Выехали на улицу, она запружена обывателями, они бегут по тротуарам рысцой, многие с узлами, у тех, кому повезло больше, тележки с дубовыми буфетами. Зачем красным их буфеты? Лежит мертвая лошадь, мелькнул священник, из окон магазина валит черный дым, кто-то бьет стекла, кто-то тащит круги колбасы и окорок… На перекрестке преграждает путь колонна войск, толпа с воплями бросается на солдат, все боятся опоздать на последний поезд Свободы… Ничего, это все глупости, сейчас вас исполосуют казаки, и вы вернетесь в свои унылые дома ожидать Антихриста… Подъехали к станции, здесь человеческое море, крики, вопли, рыдания, «Мама, мамочка, где ты?» — над вокзалом а-ля рюс и над вокзалом «модерн» — черные клубы дыма — наверное, горит нефть… И тут же разбойничий взвизг снаряда — и столб пламени с черной землей, в которой исчезают человеческие тела. Это я уже видел… «Здесь не пройдем! — кричит Соколов. — Нужно в объезд». Свернули левее, вдруг треснуло стекло, и аккуратная дырочка свистнула ворвавшимся воздухом, по щеке шофера поползла красная струйка. Въехали прямо на перрон, четыре классных и четыре товарных вагона (паровоз маневровый, серии «О») атаковала толпа, ее сдерживали юнкера и казаки. У первого вагона спокойно (мне показалось — нарочито спокойно!) разговаривали офицеры в английской и французской форме. «Господа, здесь материалы расследования гибели царской семьи». Соколов мог бы им сообщить, что везет материалы расследования гибели отца Гамлета — впечатление было бы тем же. «Юнкера! Я адъютант Верховного правителя полковник Дебольцов. Очистить вагон!» Они выполняют беспрекословно, поезд трогается в тот момент, когда мы швыряем в тамбур самый тяжелый ящик Соколов вскакивает на подножку первым, я следом, хорошо видно, как прямо посреди перрона вырастает красно-черный куст взрыва и разлетаются веером какие-то очередные вершители. В их судьбе поставлена последняя точка, что будет с нами… И снова оглядываюсь: во весь опор мчится всадник, у стремени он держит древко флага, красное полотнище развевается на ветру. Прощай, красная, немытая Россия. Сейчас тебя в очередной раз умоют кровью. И мне больше нет дела до этого…
«Екатеринбург взят» — эту телеграмму я собственноручно отбил товарищу Ленину. И сразу померкла радость, Веры больше нет, она умерла, играет гармошка, два красноармейца плывут в каком-то непонятном танце, или это в глазах поплыло… Да ведь это кадриль!

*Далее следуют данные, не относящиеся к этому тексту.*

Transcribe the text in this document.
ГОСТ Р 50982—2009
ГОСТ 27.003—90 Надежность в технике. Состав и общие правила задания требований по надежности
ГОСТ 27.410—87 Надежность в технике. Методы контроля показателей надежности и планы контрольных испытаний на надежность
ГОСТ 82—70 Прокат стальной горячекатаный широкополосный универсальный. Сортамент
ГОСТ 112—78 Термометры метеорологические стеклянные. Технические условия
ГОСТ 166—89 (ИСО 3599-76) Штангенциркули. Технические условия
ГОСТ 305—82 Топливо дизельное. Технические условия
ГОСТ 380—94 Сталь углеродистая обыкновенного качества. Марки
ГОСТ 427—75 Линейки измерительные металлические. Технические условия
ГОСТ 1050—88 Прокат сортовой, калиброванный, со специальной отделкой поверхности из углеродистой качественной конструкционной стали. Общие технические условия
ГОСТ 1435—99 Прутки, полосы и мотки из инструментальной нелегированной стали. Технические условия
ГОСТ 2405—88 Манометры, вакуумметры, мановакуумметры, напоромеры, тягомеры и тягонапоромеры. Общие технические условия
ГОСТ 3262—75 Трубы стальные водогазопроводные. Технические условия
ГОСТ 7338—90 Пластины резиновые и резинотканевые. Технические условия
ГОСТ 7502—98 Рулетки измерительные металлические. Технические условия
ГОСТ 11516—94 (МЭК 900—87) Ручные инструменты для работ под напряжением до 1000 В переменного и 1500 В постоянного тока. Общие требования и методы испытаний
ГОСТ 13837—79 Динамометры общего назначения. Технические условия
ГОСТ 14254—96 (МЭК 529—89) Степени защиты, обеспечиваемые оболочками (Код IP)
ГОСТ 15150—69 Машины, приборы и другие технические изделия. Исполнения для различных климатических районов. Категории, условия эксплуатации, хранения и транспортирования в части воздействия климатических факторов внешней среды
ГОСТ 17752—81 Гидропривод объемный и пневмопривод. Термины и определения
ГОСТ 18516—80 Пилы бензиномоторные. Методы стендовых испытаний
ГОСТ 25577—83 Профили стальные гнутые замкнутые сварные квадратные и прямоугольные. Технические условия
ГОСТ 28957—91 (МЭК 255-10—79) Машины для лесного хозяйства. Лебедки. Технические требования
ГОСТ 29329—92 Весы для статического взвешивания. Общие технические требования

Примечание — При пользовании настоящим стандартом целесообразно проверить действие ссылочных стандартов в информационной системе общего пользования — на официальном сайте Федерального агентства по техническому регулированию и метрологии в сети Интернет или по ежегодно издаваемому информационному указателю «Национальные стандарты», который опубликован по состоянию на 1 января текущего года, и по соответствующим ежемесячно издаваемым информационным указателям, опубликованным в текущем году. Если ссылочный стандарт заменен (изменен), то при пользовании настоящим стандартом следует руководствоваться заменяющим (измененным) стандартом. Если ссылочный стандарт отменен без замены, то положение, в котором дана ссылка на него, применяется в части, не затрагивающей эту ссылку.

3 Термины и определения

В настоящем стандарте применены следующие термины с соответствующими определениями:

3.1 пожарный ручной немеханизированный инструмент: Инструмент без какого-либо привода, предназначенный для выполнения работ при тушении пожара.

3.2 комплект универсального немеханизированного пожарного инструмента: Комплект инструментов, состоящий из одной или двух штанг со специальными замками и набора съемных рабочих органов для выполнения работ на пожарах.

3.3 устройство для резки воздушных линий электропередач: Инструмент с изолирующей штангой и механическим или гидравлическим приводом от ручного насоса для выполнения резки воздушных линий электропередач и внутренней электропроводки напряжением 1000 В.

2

Рвет душу эта музыка, кончилось все, прошло… В бумагах Веры я нашел неоконченное письмо: «Арвид, я была жесткой, потому что родились мы в суровое время и к трудной борьбе были готовы давно. Но я понимаю, что кровь, смерть и страдание — эта путь, а не цель, и поэтому я пишу тебе та, что не любила произносить: я люблю тебя». Как печально звучит гармошка, какие простые слова, и как хочется плакать, и нельзя…
Телеграмма штаарма: меня отзывают в распоряжение Южфронта. Вот, уезжаю, оставляя дорогие могилы и верных друзей, из которых многих не станет уже завтра. Такова странная сущность войны. Прощай, Вера, прощай, комиссар… Что сказать? Вы честно прошли свой доблестный путь благородный. Я не забуду вас никогда.
Театр, ложа бенуара, я вижу профиль отца. «Итак, все кончено, судьбой неумолимой я осужден…» Ария Дубровского, романтическое прошлое, оно не воспрянет больше никогда. Верховный суров и нахмурен, Темирева молчит, мы с Надеждой идем сбоку сзади, за ними несут чемоданы, в руках Нади всего лишь один баул. Мы не успели нажить недвижимости. Было не до того. Господи, что за ерунда.
В авто молчим, штабной докладывает об успехах красных, взят какой-то «стратегический, пункт» — мне совершенно все равно какой.
Вокзал, быстрым шагом через зал, все пальмы засохли, над буфетом картина: три богатыря Васнецова охраняют землю русскую от татар. Доохранялись…
Перрон оцеплен, у солдат стертые лица, офицеры вяло выбрасывают ладони к козырькам. Им явно не хочется. Плевать на них…
Пульмановский вагон, на площадках пулеметы, нас будут охранять. От кого и зачем?